Sie wehrt sich nicht gegen Falten und graue Haare. Das gelebte Leben und Lebensfreude sind ihr ins Gesicht geschrieben. Anne Griessel/Panthermedia/imago

Liebe Leserin und lieber Leser,

ich muss Ihnen eine Geschichte erzählen, die mir – ziemlich aufgeregt - meine Freundin Johanna berichtete. Sie genießt ihr Rentnerdasein, legt viel Wert auf ihr Aussehen und ihre Fitness. Komplimente bestätigen ihr immer wieder zehn Jahre weniger Lebenszeit. Wer hört das nicht gern?

Vor ein paar Tagen fuhr sie U-Bahn und in der vollen U5 stand ein junger Mann auf und bot ihr seinen Platz an. Sie schaute sich um, ob nicht jemand hinter ihr stehe, der weitaus älter ist.
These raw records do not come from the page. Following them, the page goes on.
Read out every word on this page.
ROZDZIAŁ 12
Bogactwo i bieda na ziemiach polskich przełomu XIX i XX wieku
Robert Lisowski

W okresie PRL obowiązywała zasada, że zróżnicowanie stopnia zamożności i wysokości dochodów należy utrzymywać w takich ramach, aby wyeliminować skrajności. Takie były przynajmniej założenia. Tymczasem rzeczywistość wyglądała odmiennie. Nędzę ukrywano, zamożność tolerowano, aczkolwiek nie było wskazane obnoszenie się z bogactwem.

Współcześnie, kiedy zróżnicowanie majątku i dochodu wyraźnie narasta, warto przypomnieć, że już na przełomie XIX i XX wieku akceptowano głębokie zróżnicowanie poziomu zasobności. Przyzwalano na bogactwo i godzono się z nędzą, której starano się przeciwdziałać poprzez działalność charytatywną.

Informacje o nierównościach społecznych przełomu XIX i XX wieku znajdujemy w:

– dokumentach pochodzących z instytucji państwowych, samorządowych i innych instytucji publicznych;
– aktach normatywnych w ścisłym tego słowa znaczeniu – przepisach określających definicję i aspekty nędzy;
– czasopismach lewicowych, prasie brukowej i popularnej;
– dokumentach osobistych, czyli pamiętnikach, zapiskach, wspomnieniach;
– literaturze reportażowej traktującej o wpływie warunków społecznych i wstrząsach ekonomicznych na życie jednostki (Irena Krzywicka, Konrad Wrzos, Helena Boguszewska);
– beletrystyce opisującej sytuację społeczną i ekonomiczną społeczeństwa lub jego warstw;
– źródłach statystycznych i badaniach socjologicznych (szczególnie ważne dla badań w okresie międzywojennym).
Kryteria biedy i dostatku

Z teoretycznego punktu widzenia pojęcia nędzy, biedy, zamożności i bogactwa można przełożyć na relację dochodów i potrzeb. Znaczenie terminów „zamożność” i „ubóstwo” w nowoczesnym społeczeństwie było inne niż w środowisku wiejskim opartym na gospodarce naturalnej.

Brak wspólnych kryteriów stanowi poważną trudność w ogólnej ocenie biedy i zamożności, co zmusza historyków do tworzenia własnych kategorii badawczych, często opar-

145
Nee, war nicht. Ihr galt das überaus freundliche Angebot des Mannes, dessen Sozialverhalten ich auf die Rote Liste der bedrohten Umgangsformen setzen würde. Johanna lehnte zuerst freundlich ab, fand dann aber den Platz in der vollen Bahn doch sehr angenehm.

Was ihr am meisten zu schaffen machte, war die offenkundige Tatsache, dass sie nun in einem Alter ist, in dem man schon mal einen Platz in den Öffis angeboten bekommt. Ich tröstete sie, dass das wirklich eine Ausnahme sei, aber sie schließlich auch den Tatsachen ins Auge schauen müsse.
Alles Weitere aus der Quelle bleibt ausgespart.